Texte lu
Nous sommes habitués à composer avec le temps, notamment lorsqu’il s’agit d’améliorer ou de changer une situation particulière.
D’ailleurs, quoi de plus logique et de
plus naturel, ne vivons-nous pas dans un monde spatio-temporel, donc
indéfectiblement lié à l’espace et au temps : si l’espace nous laisse
quelque répit, il est possible de demeurer immobile, le temps quant à lui
s’écoule, quoi que nous fassions. C’est donc sur cette donnée spécifique que
nous allons nous attarder quelques instants, que nous allons consacrer du
temps...au temps !
L’idée initiale consistait à relier la
dimension temporelle au changement de comportement. Nul doute que cette
relation existe.
En effet, même s’il paraît difficile de
mesurer précisément la durée nécessaire pour supprimer un trait de caractère et
lui substituer celui que nous souhaitons, tant l’aspect subjectif et
conjoncturel dominent ce sujet, nous savons par expérience qu’il faudra
« un certain temps », et plus encore que cela ne se fera pas
« tout seul » !
Pour l’exemple, sélectionnons une habitude
que l’on envisage d’éliminer de notre quotidien, notamment l’une de celles que
la conscience émotionnelle affectionne tout particulièrement, laquelle ?

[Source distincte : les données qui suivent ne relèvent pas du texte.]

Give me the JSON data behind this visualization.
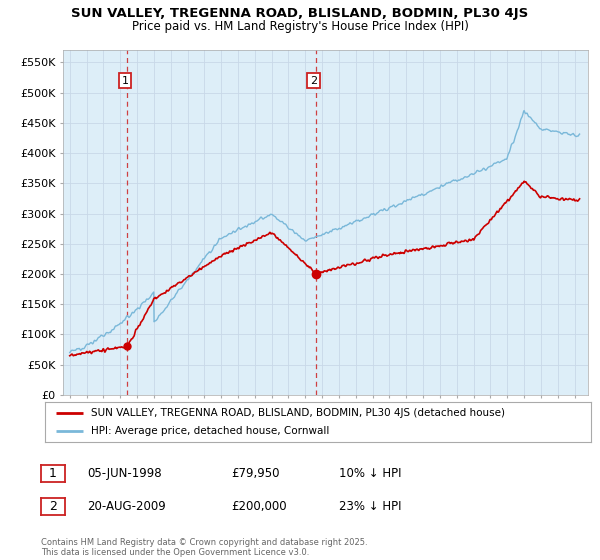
{
  "title_line1": "SUN VALLEY, TREGENNA ROAD, BLISLAND, BODMIN, PL30 4JS",
  "title_line2": "Price paid vs. HM Land Registry's House Price Index (HPI)",
  "ylim": [
    0,
    570000
  ],
  "yticks": [
    0,
    50000,
    100000,
    150000,
    200000,
    250000,
    300000,
    350000,
    400000,
    450000,
    500000,
    550000
  ],
  "ytick_labels": [
    "£0",
    "£50K",
    "£100K",
    "£150K",
    "£200K",
    "£250K",
    "£300K",
    "£350K",
    "£400K",
    "£450K",
    "£500K",
    "£550K"
  ],
  "vline1_year": 1998.43,
  "vline2_year": 2009.63,
  "marker1_year": 1998.43,
  "marker1_value": 79950,
  "marker2_year": 2009.63,
  "marker2_value": 200000,
  "sale1_label": "1",
  "sale1_date": "05-JUN-1998",
  "sale1_price": "£79,950",
  "sale1_hpi": "10% ↓ HPI",
  "sale2_label": "2",
  "sale2_date": "20-AUG-2009",
  "sale2_price": "£200,000",
  "sale2_hpi": "23% ↓ HPI",
  "legend_line1": "SUN VALLEY, TREGENNA ROAD, BLISLAND, BODMIN, PL30 4JS (detached house)",
  "legend_line2": "HPI: Average price, detached house, Cornwall",
  "hpi_color": "#7ab8d9",
  "price_color": "#cc0000",
  "vline_color": "#cc2222",
  "grid_color": "#c8d8e8",
  "plot_bg_color": "#ddeef8",
  "footnote": "Contains HM Land Registry data © Crown copyright and database right 2025.\nThis data is licensed under the Open Government Licence v3.0.",
  "bg_color": "#ffffff"
}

Peu importe, nous avons le choix du roi ! Disons, la colère pour fixer les
idées.
Il y a d’abord la décision
préalable : celle de ne plus se mettre en colère, considérons le fait
comme acquis.
Quelque temps après, les circonstances se
montrent favorables à l’apparition de ce sentiment, avec son cortège
habituel : stimulation émotionnelle, expression physique (le masque de la
colère). Mais là, un phénomène nouveau apparaît, la raison parvient à se frayer
un chemin dans l’espace mental tout acquis à la cause émotionnelle : et
une petite voix rappelle la promesse de ne plus se mettre en colère. Alors une
lutte terrible s’engage entre raison et passion.
Laissons de côté les spéculations sur
l’issue du combat pour s’intéresser à la relation entre le temps et le suivi de
l’objectif.
Tout repose en effet sur :
l’appréciation de certains éléments, le temps nécessaire à leur appréciation,
mais plus encore par le fait qu’ils s’inscrivent dans la durée et deviennent
permanents.
Or c’est à partir de cette étape cruciale
que la personne peut voir le « piège du temps » se refermer sur elle.
Comment cela, et qu’est-ce que cela signifie ?
L’observation objective des faits peut
rapidement sombrer dans la perception subjective, et là, c’est le drame !
L’aspect objectif : le film du vécu
des événements. Que se passe-t-il lorsque la colère apparaît ? Parvient-on
à l’amoindrir, voire à le contenir ? Enfin, étape suprême, reste-t-on
calme et serein dans une situation
conflictuelle caractéristique ?
Le regard subjectif : la critique du
film. Attention, c’est à partir de cette phase que le temps dresse son
embuscade ! C’est difficile ! Il faut beaucoup de temps pour y
arriver ! D’ailleurs, sera-t-il possible d’y parvenir un jour ?
Le temps nous rappelle ici à son bon
souvenir, exprimant avec force que tous nos actes s’inscrivent dans son
horizon. Et il a raison !
Est-il dès lors possible d’échapper à son
attraction ? Et dans l’affirmative, qu’elles en seraient les
conséquences ?
Objectivement, toute action possède une
durée qui lui est propre, si minime soit-elle, donc oui, elle dépend du temps.
Subjectivement, il convient de considérer
le sentiment que cette durée inspire (la « critique du film »), c’est
lui qui nous relie au temps, mesure notre jugement, et surtout implique la
conscience émotionnelle dans le processus initial (supprimer une habitude). Il
s’agit donc bien d’une affinité subjective avec ce que le temps est supposé
contenir.
Comment se libérer de cette entrave ?
Si l’on choisit l’attention seule, ou que l’on recourt à son support naturel,
la respiration consciente, pour éloigner la colère, les quelques instants, si
modestes soient-ils, où l’état d’attention se manifeste, empêchent ce rapport
spécifique au temps.
En effet, la conscience attentive met la
conscience ordinaire (émotionnelle, intellectuelle) en retrait, dont le temps
est son royaume. Peu importe la notion de durée, et surtout l’expression de la
volonté pour maintenir et prolonger cette période qui voit se réaliser
l’objectif désiré : l’essentiel consiste à manifester cette conscience
attentive au moment opportun.
Lorsque ces états particuliers de conscience portés par l’attention se manifestent, puis deviennent familiers, le temps relâche son emprise, il ne subsiste plus que l’observation des événements dictant la conduite à tenir.